House Republicans’ decision to schedule a Thursday vote on a bill that reforms and replaces the Affordable Care Act suggests they are now willing to roll the dice even though the final outcome is far from certain.
Tonight’s decision comes after the party has spent weeks tweaking the bill to attract wavering members. Combine the risk involved with the level of public sausage-making and a simple question arises: Why?
After all, it’s clear that threading the needle between the House Freedom Caucus on the ideological right and the Tuesday Group in the center is a perilous proposition. Republicans have already swung and missed twice. Even with the current momentum behind Michigan Rep. Fred Upton’s amendment to fund state-based high-risk pools as a fix for the decision to waive the federal mandate on covering people with pre-existing conditions, it’s going to be a very, very close vote — if there is a vote at all.
So, again, why? Especially since the bill may never go anywhere in the Senate or be amended beyond belief.
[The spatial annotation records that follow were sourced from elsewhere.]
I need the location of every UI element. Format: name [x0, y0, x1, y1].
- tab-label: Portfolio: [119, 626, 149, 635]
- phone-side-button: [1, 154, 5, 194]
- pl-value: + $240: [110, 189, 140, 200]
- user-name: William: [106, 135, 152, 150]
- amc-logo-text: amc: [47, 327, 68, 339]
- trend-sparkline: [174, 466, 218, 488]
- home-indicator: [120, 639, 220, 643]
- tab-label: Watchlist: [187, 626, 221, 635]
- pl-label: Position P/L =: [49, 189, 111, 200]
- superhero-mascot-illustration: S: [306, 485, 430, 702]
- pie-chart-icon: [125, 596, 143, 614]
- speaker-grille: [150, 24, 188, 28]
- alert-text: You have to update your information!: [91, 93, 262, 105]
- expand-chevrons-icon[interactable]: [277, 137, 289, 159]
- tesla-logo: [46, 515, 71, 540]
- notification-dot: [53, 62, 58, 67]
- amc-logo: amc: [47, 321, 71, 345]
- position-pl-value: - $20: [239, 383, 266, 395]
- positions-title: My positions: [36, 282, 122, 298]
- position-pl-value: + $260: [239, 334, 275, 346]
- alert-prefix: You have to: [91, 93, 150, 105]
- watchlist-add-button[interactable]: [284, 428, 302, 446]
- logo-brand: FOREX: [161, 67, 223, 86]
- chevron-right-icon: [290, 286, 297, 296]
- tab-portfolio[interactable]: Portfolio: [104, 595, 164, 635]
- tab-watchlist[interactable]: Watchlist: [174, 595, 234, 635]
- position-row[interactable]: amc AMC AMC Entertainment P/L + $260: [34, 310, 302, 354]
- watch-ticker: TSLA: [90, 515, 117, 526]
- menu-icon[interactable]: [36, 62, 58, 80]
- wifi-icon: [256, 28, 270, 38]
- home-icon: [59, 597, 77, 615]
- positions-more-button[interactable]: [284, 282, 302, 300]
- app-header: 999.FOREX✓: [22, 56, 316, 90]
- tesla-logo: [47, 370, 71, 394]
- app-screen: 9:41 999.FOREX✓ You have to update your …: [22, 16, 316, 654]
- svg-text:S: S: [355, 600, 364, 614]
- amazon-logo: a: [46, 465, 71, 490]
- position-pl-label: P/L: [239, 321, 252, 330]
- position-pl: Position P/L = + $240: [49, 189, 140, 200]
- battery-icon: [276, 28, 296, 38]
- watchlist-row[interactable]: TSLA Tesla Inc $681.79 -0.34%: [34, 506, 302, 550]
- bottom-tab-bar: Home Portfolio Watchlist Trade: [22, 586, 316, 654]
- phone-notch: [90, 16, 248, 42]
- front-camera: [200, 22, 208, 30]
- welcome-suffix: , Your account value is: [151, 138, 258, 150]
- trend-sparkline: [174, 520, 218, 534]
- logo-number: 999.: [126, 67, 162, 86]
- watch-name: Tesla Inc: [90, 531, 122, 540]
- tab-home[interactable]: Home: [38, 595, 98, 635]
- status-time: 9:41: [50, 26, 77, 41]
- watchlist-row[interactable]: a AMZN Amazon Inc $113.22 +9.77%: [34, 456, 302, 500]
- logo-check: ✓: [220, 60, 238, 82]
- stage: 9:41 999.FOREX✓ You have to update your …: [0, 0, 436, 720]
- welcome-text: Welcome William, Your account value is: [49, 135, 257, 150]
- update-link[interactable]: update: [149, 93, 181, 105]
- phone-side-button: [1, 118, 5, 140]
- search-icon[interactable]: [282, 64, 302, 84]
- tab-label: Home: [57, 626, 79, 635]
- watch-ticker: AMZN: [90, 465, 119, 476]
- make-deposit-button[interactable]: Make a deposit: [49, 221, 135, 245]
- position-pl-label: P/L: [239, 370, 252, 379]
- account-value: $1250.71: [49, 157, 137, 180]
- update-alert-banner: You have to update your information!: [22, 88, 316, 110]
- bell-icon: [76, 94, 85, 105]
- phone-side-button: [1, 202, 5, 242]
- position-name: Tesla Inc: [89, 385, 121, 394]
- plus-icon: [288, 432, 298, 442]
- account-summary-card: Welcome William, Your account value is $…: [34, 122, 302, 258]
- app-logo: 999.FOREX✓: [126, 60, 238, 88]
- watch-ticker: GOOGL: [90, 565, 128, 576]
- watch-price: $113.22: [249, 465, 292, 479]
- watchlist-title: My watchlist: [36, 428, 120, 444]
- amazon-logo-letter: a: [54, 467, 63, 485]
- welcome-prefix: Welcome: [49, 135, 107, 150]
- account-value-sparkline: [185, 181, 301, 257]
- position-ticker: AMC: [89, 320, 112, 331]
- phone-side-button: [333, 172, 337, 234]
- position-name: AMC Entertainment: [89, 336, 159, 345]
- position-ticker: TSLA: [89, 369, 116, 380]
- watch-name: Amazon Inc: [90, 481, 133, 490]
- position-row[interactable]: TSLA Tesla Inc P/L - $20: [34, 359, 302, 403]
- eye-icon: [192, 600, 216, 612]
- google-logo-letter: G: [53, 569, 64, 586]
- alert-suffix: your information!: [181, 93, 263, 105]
Those two possibilities make Democrats convinced that the worst thing House Republicans can do is vote on this health care bill. (Democrats believe a vote is the best thing for their own political fortunes.) They liken it to their own disastrous decision in 2009 to vote on a cap and trade bill that quickly died in the Senate and was subsequently used against Democratic members in swing districts to cast them as extreme liberals beholden to the national party, not their constituents.
I’ve talked to a handful of Republican members and senior campaign staffers about just that question. While they recognize voting on a bill with an uncertain legislative future is a risk, they think the bigger risk is not passing anything at all. There are two main reasons behind that thinking:
1. Repealing and replacing Obamacare — which is not exactly what they will be doing, but whatever — was the issue Republicans built their entire message around over the last 7+ years. The promise they made to their base was that if they were voted into power, the bill would be gone. It’s on the back of that message that they won control of the House in 2010 and the Senate in 2014. It played a major role in pushing Trump over the top against Hillary Clinton too.
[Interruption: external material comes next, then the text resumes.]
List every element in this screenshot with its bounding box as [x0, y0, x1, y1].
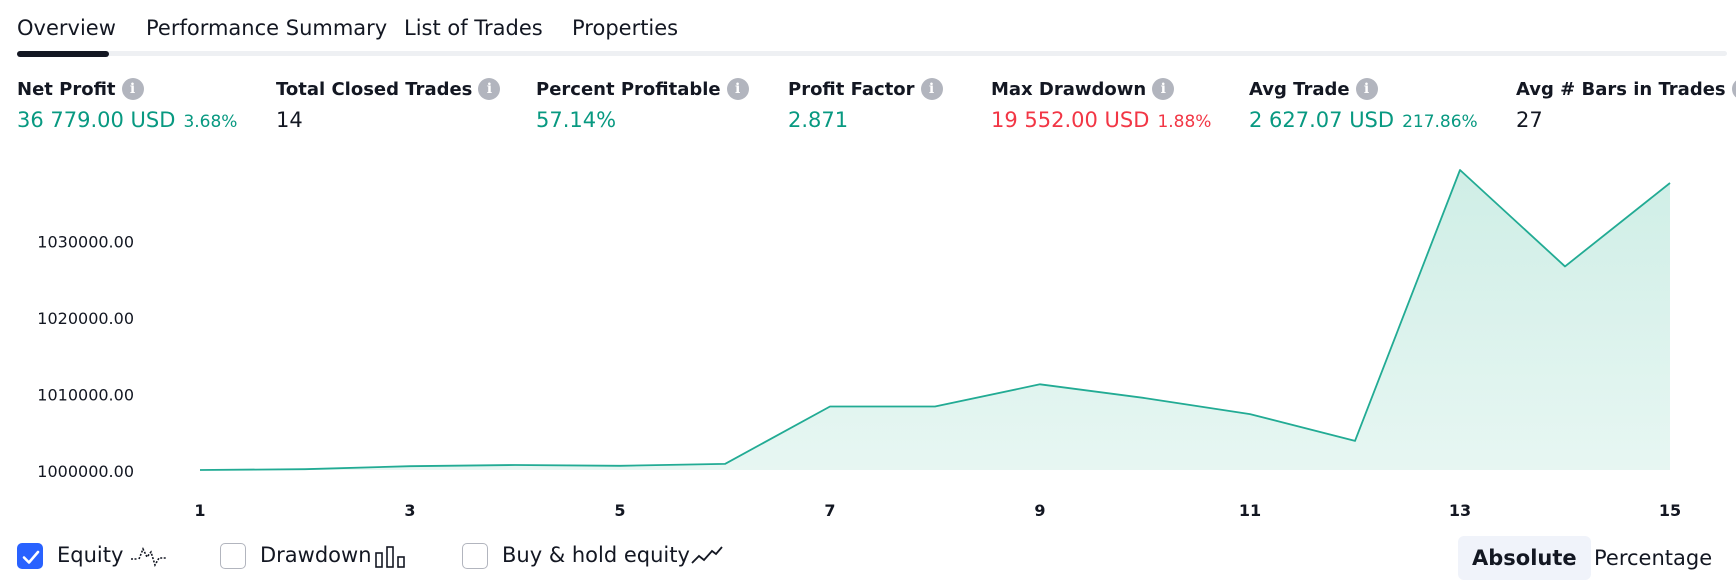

Given the centrality of health care to everything Republicans have talked about over the last seven years, to simply throw up their hands and give up is unthinkable. GOP strategists believe deeply that to walk away from health care would cause a revolt — or at least a major enthusiasm dip — within their base. And, with the Democratic base fired up beyond belief to send a message to Trump, the 2018 midterms could be a total disaster.
2. The country is looking to Republicans to show they can actually govern. Not just protest the policies of the Obama Administration, but actually govern. At the moment — and it is, granted, quite early — the scorecard doesn’t look very good. Tax reform is a long process that has only just begun. Building Trump’s much-promised border wall will be a long and arduous process — if it happens at all.
Republican members of Congress need something tangible to take to their constituents come August recess. They need to be able to point to a major piece of legislation that they promised they would deliver and show that they made good on their end of the bargain. (Obviously this argument gets complicated if the Senate either doesn’t act on a House-passed measure or amends it heavily.) Health care, which is of critical importance to the Republican base (see above), would have that effect, they believe.
That’s why Republicans are pushing all their chips into the middle on this. The only other option is to go bust.